ALL HAIL BETSY DEVOS

photo credit: Onasill ~ Bill Badzo Milan Ohio ~ Milan Public Library ~ Carnegie Donation ~ Historic District ~ Influence possibly by FL Wright Architecture via photopin (license)

Betsy DeVos is the classic Trump cabinet pick. Tapped to be secretary of education, DeVos has zero government experience, no personal or professional involvement with the public school system, and wealth beyond measure. Liberals hate her for liberal reasons, and conservatives love her for conservative reasons. (Don’t get your undies in a wad if I’ve overstated your emotion. I like hyperbole. Get used to it.)

Liberals and conservatives see the same problems, but we point to different causes and propose different solutions. We all agree that children who are raised without fathers face more challenges in life. Liberals point to the legacy of slavery, institutional racism, and wealth disparity as the predominant explanations. Conservatives blame “if it feels good, do it” and the cult of victimology. To boil it down, liberals blame the oppressor and accuse conservatives of blaming the victim. Conservatives blame individual choices and accuse liberals of excusing bad behavior.

The solutions we propose are likewise polar opposites. Liberals favor government funded solutions. Conservatives favor competitive market solutions. Conservatives love Betsy DeVos because she champions vouchers and school choice with a backdrop of increasingly varied private enterprise. Liberals hate Betsy DeVos because she threatens to deplete what’s left of public school funding by making it possible for parents to remove their kids from failing schools.

Betsy DeVos grew up wealthy and married wealthier. It says nothing about her except that she’s wealthy. She may be a snob or she may be down to earth. She may be a lot of things because she’s wealthy, some good some bad. Money is the detail not the punchline.

Positive or negative is in the eye of the beholder.

Critics say, “[M]ost communities lack the number of high quality private schools to meet any real demand created by vouchers.” Well, that’s what vouchers are for. When parents have a say in where they send their kids to school, vouchers will flow toward the best schools. If demand outstrips supply, new supply will arise. More competition, more quality.
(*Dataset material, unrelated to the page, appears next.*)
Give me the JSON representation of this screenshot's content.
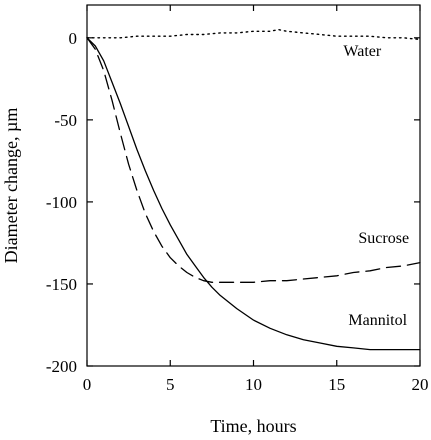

Critics say, “We must focus on making our public schools successful. Therefore, choosing an education secretary that is so pro-voucher sends a negative message to the hard working educators in our public schools.” If public schools consisted only of hard working educators, I would agree. But they also consist of teachers’ unions; political agendas; transgender bathrooms; more money spent per student than all but four other countries in the world; and a tenure system antithetical to merit.

If we could change only one thing to improve public schools, let’s look at teachers’ unions. If they’re so great, why does anyone need to be compelled to join them? In twenty-six states and counting, labor union participation is optional. West Virginia was the latest state to become right-to-work in February.

Teachers’ unions are opposed to sharing any of Title 1’s $15 billion set aside for low-income schools because “letting Title 1 money follow students to higher-income schools outside their neighborhoods…would take money away from public schools.” That’s right. If parents from low-income neighborhoods can choose to send their children to better schools, they will. Why should they be trapped in failing schools simply because they live in low-income neighborhoods? Liberals see the problem as money and want to solve the problem with money. Conservatives see the problem as personal responsibility and want to solve the problem with parental choice.

(As an aside, if money were the problem, and we’ve spent nearly a trillion dollars in our 50-year War on Poverty, why has the number of Americans living in poverty decreased by only 4 percent?)

Teachers’ unions point to the failure of charter schools in Detroit as proof that charter schools don’t work. Maybe charter schools don’t work in Detroit because it’s Detroit. Detroit is not famous for things that work.

To paint in very broad brush strokes, liberals think they know what’s best for American kids and education. Because liberals are so convinced they’re right, they feel obligated to make conservatives do the “right” thing. Unless liberals take away our choices, we might do the “wrong” thing like decide for ourselves the values we want our children to be taught.

Betsy DeVos represents choice and parent-directed values: vouchers, school curricula, labor unions, bathrooms for transgender students, global citizens, use of tax dollars, etc. If we have to force people to do something, maybe it’s not the right thing to do. If our solutions aren’t working, maybe we need to try something new. Betsy DeVos is as good a choice as any.